Lagi dan Lagi…
Kejadian seperti ini terjadi lagi, lagi dan lagi, tampaknya saya akan selalu mengalaminya.
Beberapa hari yang lalu, menjelang sore, seorang ibu (mantan murid privat saya), muncul di rumah saya dengan wajah lelah. Melihat wajahnya, saya sudah feeling, pasti saya akan ditodong untuk melakukan sesuatu yang tidak dapat saya tolak.
Benar saja. Dengan wajah memelas, dia menceritakan masalahnya. Ibu ini seorang guru SD yang kuliah lagi dan baru saja lulus ujian skripsi. Untuk bisa ikut wisuda, dia harus melengkapi semua pesyaratan yang ditentukan. Saat itulah dia baru sadar, nilai SKS-nya kurang. Oleh dosen mata kuliah tersebut dia diberikan solusi untuk mengikuti semester pendek, untuk bisa memenuhi kekurangan SKS-nya. Salah satu tugas kuliah semester pendek itu adalah menerjemahkan sebuah jurnal kemudian membuat resume.
Di sinilah masalahnya. Dia perlu bantuan menerjemahkan jurnal tersebut agar bisa membuat resumenya. Untuk itulah dia datang dan minta bantuan saya. Kalau saja waktu yang diberikan cukup lama, tentu tidak masalah bagi saya. Dia datang menjelang sore, dan resumenya harus dikumpul esok sorenya (dia kuliah sore). Tentu saja saya langsung menolak, mengingat pekerjaan saya yang juga sudah mepet-mepet deadline. Dan… seperti biasa juga, ibu ini mulai berkata-kata yang membuat saya “lemah.” ”Kalau Ibu tidak membantu saya, berarti… saya tidak bisa ikut wisuda periode ini, berarti juga saya harus mengulang satu semester. Artinya, saya harus membayar SPP lagi, artinya….dsb.”
Saya berusaha memberi penjelasan, sehalus mungkin, bahwa menerjemahkan jurnal ilmiah sebanyak 10425 kata bukanlah perkara gampang, tidak akan bisa selesai dalam waktu sekejap. Wajahnya makin memelas dan memohon dengan amat sangat. Akhirnya, hati saya runtuh juga. Saya tidak punya pilihan lain. Dengan menarik napas panjaaaaaaaaaang banget, saya akhirnya menyanggupinya. Tapi saya juga mengatakan bahwa hasil terjemahan saya kemungkinan tidak akan sempurna. Sore itu saya mulai bekerja dengan terlebih dahulu menghubungi murid privat saya yang mestinya ada jadwal les malam itu. Untunglah si murid penuh pengertian.

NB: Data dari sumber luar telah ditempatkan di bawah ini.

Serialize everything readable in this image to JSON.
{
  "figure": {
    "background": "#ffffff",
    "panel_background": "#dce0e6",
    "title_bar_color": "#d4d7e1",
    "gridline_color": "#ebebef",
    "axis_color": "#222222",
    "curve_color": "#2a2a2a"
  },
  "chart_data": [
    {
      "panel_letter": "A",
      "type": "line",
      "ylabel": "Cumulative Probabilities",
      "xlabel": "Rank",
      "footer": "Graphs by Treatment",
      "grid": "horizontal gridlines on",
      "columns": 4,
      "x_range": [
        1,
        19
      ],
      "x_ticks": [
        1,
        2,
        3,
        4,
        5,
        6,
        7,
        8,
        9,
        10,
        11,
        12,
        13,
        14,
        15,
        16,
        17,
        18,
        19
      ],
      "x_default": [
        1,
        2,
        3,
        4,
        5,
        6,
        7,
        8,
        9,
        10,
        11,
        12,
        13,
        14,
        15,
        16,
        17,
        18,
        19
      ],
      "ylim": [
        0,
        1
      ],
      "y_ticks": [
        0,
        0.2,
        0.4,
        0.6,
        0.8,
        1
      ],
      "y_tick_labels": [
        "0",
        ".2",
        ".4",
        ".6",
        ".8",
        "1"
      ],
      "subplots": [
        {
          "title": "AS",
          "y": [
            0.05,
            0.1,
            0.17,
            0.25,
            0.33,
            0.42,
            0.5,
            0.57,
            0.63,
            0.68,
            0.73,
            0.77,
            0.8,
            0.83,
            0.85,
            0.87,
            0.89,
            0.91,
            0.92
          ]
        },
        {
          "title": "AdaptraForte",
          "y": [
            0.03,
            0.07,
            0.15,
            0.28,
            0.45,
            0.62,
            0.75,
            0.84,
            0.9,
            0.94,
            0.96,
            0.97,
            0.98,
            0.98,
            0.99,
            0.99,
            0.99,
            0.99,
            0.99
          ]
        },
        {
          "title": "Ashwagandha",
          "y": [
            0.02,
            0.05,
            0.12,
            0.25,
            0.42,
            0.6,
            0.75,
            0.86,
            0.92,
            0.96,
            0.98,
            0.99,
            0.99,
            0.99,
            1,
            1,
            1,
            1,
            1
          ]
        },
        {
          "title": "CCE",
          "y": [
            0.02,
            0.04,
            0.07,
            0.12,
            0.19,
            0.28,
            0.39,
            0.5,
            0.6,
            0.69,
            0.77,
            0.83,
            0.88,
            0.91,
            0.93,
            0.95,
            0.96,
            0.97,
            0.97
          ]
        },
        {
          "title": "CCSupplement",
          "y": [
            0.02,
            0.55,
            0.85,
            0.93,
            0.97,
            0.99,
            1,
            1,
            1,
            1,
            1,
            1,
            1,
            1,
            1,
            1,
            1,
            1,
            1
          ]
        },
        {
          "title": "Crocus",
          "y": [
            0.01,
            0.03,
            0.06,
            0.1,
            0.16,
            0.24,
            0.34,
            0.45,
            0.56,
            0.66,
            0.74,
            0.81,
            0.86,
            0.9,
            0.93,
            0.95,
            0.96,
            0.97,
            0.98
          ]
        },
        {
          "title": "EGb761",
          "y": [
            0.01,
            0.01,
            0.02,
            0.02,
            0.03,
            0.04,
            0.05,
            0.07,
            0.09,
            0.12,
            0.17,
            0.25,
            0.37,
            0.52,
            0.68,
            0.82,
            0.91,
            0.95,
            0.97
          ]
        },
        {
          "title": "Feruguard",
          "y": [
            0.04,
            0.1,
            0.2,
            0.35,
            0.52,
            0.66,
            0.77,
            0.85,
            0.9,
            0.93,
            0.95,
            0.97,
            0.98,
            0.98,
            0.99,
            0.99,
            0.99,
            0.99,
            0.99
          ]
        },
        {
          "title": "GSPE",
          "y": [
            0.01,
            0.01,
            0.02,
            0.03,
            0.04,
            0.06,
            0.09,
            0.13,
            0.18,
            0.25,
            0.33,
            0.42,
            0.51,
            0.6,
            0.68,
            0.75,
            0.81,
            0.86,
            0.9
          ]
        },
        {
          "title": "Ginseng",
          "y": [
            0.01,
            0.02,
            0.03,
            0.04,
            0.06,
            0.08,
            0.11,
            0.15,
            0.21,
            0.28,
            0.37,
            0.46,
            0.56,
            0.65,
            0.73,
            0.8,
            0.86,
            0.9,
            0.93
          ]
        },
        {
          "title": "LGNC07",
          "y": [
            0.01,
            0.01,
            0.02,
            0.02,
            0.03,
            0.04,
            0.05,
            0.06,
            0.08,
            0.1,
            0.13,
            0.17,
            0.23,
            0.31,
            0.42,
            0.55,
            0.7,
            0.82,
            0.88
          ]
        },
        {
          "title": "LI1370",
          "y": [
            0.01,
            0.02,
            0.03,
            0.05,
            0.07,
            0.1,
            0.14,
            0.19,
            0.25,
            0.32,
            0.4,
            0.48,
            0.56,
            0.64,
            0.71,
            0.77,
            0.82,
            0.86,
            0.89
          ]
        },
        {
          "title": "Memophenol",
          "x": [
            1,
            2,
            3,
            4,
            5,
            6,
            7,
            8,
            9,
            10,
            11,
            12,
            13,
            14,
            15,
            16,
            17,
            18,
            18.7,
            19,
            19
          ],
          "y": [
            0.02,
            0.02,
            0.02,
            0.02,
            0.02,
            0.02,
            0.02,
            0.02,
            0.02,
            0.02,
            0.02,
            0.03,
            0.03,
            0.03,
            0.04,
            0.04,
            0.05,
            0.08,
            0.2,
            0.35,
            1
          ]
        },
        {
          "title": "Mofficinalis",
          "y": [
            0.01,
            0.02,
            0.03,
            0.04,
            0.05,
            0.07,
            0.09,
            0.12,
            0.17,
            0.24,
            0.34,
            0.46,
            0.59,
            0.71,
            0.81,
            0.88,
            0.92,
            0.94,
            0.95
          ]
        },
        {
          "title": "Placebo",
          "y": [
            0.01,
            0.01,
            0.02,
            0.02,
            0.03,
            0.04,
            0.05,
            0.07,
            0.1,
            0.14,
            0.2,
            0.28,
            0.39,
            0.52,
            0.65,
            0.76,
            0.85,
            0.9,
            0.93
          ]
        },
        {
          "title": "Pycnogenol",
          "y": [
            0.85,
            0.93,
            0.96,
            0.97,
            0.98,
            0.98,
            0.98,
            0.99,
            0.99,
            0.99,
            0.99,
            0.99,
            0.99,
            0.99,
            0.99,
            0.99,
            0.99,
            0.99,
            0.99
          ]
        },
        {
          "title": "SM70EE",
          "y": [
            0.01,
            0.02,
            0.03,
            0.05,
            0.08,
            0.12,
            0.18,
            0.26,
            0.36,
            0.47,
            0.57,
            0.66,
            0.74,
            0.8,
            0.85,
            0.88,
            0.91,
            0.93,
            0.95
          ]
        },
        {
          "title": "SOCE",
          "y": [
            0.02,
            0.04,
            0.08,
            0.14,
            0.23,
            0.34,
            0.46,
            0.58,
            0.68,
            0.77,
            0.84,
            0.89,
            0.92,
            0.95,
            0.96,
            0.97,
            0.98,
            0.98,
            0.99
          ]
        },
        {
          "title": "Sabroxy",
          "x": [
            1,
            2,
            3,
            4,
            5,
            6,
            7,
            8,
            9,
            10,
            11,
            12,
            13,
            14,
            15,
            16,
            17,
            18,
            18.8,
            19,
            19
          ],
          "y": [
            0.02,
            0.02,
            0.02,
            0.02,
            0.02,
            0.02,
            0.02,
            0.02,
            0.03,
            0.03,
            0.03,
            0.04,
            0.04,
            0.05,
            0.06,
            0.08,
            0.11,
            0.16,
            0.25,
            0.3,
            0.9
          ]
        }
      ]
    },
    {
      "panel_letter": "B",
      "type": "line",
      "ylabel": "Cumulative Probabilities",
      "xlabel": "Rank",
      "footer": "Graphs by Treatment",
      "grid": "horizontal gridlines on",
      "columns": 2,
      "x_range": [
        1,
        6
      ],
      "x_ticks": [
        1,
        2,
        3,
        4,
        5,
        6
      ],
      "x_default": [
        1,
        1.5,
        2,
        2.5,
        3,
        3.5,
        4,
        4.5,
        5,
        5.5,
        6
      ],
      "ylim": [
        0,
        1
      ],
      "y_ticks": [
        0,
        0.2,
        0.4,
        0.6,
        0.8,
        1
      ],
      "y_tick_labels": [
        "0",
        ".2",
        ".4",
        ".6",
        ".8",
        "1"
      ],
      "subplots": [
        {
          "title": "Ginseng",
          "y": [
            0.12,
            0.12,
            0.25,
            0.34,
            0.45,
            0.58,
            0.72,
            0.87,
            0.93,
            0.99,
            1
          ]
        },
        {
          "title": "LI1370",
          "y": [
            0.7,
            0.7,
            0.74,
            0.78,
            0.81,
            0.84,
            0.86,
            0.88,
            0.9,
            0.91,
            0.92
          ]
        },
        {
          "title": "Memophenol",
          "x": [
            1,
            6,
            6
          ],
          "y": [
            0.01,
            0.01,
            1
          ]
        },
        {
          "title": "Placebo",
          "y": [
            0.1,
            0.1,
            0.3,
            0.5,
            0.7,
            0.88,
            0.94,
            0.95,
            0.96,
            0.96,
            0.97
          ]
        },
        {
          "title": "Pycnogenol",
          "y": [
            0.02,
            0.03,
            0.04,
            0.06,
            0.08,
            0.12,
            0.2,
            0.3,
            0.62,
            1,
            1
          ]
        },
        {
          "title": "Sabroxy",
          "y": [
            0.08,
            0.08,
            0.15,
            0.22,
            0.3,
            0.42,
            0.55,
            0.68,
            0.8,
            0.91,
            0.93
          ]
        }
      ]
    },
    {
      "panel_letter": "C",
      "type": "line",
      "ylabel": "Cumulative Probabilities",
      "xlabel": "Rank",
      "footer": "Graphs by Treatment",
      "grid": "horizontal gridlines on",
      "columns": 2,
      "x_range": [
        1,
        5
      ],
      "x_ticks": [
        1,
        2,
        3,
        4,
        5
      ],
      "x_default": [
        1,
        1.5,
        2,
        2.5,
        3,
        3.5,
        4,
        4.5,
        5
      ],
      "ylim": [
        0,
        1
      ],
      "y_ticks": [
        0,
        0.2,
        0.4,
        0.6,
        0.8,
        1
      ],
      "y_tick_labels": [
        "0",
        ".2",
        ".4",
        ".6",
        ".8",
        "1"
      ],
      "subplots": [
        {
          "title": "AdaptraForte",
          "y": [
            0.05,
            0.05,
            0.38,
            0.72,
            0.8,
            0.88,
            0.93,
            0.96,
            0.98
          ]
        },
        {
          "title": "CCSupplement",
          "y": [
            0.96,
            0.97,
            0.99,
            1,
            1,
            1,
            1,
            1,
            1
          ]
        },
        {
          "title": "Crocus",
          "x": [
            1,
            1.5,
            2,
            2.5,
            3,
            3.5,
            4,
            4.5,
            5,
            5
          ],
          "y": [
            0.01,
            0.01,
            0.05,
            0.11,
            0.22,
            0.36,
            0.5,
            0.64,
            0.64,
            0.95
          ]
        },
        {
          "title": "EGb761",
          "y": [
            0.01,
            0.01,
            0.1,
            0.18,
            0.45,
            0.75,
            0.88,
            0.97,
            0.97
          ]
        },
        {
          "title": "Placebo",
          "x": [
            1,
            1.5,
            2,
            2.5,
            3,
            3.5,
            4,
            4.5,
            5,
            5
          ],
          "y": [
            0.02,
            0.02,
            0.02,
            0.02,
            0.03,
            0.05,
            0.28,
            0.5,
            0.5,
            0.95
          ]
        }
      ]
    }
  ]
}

Saya juga minta bantuan adik saya untuk membantu sebagian, karena mustahil saya bisa menerjemahkan dalam sehari semalam sekian kata. Saya hampir tidak tidur mengerjakan jurnal tersebut. Akhirnya, selesai juga. Esok sorenya ibu itu datang, dan dengan terus terang saya bilang bahwa saya tidak sempat ngedit lagi. Tidak ada waktu. Ibu tersebut tidak mempermasalahkan, yang penting dia bisa membuat resume dari hasil terjemahan itu.
Dan… berapa saya dibayar? Mestinya, untuk rush job seperti itu, saya dibayar lebih mahal, bukan? Iya, saya dibayar dengan bayaran yang amat “mahal”, beribu-ribu terima kasih plus doa semoga Tuhan senantiasa melindungi saya dan membalas kebaikan saya, plus uang seratus ribu.
Saya ikhlas. Apalagi saya tahu terjemahan itu bukanlah untuk kepentingan bisnis, dan, saya juga tahu kehidupan ibu itu yang cukup sederhana. Walaupun saya juga tak kalah sederhana.
Tapi, di atas segalanya, meskipun capek, saya juga senang bisa membantu orang yang benar-benar membutuhkan bantuan.